Постепенно выяснилось, что Генка, Машкин муж, сегодня явился домой только под утро, и при этом от него сильно попахивало водкой и слегка – чужими духами (и уже не в первый раз!), а в его сумке Машка обнаружила…

– Машк, ну ты даешь! Господи, да что же там такое быть-то могло, а?

– Представляешь, ва-а-ре-жки! – сквозь слезы простонала Машка.

– Ну так и что? – стала успокаивать Вера рыдающую сотрудницу. – Господи, да мало ли! Ты что, с ума сошла? Подумаешь – варежки! Я понимаю, если бы вдруг трусы женские или, ну там, презервативы даже! И потом, откуда ты знаешь, чьи это варежки? Слушай, ты даже и в голову не бери: случайно ведь могли попасть.

– Да-а, случайно! Как же, ка-ак же! Это же ведь даже не женские ва-арежки! – всхлипнула Машка.

– Господи, а чьи же тогда? – Вера даже рот открыла от изумления.

– Де-е-етские… – от ужаса Машкины глаза сделались как два мокрых чайных блюдечка, а губы задрожали. Простуженным, осипшим от слез голосом она продолжала: – Детские, представляешь, потому что маленькие, и совсем еще мокрые! Ну это же козе понятно: все точно – Галька это, его бывшая, я точно знаю… С ребенком он, видите ли, гулял до двух часов ночи! Хотя мне ничего с утра не говорил, что туда поедет. И потом, ведь не до ночи же, а пото-ом еще… – Машка снова громко всхлипнула. – Он ведь практически не встречался со своим ребенком, когда мы поженились, а теперь вот снова… И мне ничего не сказал, что идет к ребенку, вот так! Да он и вообще к другу в гости вчера пошел!

– Ну так и что из того? Подумаешь, к другу пошел! Ну, а потом, наверно, с ребенком погулял, может, вместе с другом и вообще не со своим ребенком, или со своим, неважно – экспромтом, ну встретился, вот и все.

– Ага! Щас! До двух или трех часов ночи гулял, да?!

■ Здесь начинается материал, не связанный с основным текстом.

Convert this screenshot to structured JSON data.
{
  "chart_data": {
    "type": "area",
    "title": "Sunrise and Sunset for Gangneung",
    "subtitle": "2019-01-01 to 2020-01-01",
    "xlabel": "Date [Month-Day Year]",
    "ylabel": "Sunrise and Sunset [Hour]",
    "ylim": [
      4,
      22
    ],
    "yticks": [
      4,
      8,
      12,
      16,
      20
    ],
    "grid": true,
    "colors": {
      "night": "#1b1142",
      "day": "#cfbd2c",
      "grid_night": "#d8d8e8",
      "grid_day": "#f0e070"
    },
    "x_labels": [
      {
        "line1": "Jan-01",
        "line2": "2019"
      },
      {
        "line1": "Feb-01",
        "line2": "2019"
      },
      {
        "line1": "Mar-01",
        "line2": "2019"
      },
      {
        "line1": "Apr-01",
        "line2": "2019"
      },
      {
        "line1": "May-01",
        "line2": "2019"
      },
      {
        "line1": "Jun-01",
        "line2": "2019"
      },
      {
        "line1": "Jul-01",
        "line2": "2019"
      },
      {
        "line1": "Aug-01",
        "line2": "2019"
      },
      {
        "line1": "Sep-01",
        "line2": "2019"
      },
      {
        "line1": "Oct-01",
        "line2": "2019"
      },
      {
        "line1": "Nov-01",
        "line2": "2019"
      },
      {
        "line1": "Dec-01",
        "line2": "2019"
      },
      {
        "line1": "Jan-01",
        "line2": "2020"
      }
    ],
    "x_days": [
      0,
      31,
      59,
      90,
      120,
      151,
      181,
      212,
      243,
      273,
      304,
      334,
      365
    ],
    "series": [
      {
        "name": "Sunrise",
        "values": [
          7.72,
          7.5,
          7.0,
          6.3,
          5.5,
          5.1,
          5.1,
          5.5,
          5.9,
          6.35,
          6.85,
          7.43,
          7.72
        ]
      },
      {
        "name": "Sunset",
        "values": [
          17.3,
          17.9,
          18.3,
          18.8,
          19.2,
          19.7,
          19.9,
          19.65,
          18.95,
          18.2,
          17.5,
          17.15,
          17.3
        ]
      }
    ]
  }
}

Да, и правда, тут что-то не сходилось.

– А все эта его гадина, ну, его бывшая, она ведь теперь спит и видит, как бы его вернуть. Ну конечно! Еще бы, это раньше он ей не так-то уж был нужен, когда простым мэнээсом[47] был! А теперь?! Он же теперь после защиты сразу старшего получил, и зарабатывает нормально, и повсюду его приглашают, и лекции он читает, пла-атные, между прочим, и в командировки ездит и по стране, и за рубе-еж! – всхлипывая, продолжала Машка. – И со всех доходов он ей без всякого исполнительного листа, по договорённости, нехилые суммы отстегивает, так что нам с Сережкой и не остается ничего почти! – Тут Машка судорожно перевела дух, всхлипнула: – А-а… Так теперь эта су-ука и вообще его увести задумала! А Сережка, кстати, такой же ему сын родной, как и та, ну, Аринка, дочка его эта, между прочим.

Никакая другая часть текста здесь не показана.